Polícia venezuelana resgata comerciante madeirense


 

Lusa/AO online   Internacional   13 de Dez de 2007, 16:17

A polícia venezuelana resgatou, quarta-feira, em aparente bom estado de saúde o comerciante madeirense Agostinho de Sousa Correia, sequestrado por desconhecidos desde 4 de Dezembro em San Felipe, Estado de Yaracuy, 350 quilómetros a oeste de Caracas.
    Segundo o comissário Luís Martínez, da Direcção dos Serviços de Investigação Pública (Disip, polícia política), o resgate ocorreu durante uma operação policial realizada na urbanização Quinua do Município Aristides Bastidas, do mesmo Estado.

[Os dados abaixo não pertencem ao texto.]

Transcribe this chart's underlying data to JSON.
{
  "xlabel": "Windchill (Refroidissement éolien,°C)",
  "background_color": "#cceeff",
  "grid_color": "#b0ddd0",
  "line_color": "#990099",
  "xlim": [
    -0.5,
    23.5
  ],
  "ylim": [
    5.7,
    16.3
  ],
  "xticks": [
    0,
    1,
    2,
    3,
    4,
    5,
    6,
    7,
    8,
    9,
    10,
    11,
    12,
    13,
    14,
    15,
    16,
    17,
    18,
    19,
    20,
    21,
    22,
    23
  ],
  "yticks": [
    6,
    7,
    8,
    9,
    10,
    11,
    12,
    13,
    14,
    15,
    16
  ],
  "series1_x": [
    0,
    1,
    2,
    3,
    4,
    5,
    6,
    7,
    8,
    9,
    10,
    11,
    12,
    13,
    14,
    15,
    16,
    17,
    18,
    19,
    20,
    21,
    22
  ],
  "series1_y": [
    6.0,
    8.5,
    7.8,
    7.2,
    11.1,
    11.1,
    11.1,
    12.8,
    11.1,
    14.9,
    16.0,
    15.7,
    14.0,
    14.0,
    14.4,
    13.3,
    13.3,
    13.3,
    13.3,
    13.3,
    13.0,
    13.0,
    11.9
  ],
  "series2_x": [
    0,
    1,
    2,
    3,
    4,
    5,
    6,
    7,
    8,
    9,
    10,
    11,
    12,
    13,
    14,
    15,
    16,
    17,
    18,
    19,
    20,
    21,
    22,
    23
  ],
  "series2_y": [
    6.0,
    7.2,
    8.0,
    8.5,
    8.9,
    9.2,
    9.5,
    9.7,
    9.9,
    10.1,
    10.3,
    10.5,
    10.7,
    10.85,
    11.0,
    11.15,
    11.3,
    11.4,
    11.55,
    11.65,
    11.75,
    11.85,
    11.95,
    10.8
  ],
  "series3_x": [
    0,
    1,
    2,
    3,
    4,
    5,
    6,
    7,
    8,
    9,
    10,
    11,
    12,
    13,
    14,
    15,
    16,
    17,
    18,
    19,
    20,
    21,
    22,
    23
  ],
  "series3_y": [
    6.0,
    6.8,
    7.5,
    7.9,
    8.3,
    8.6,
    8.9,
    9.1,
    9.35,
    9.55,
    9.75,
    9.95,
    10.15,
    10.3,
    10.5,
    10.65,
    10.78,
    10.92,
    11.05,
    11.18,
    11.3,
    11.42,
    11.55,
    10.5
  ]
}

    Durante a operação que ocorreu pelas 18:00 horas locais (21:30 horas nos Açores) de quarta-feira, foi confiscada uma arma de fogo e detido um indivíduo, suspeito de ser um dos raptores e encarregado de custodiar o comerciante madeirense.

    Uma fonte relacionada com as investigações revelou à Agência Lusa que a polícia "tem dados" sobre seis pessoas suspeitas de envolvimento no sequestro de Agostinho de Sousa Correia.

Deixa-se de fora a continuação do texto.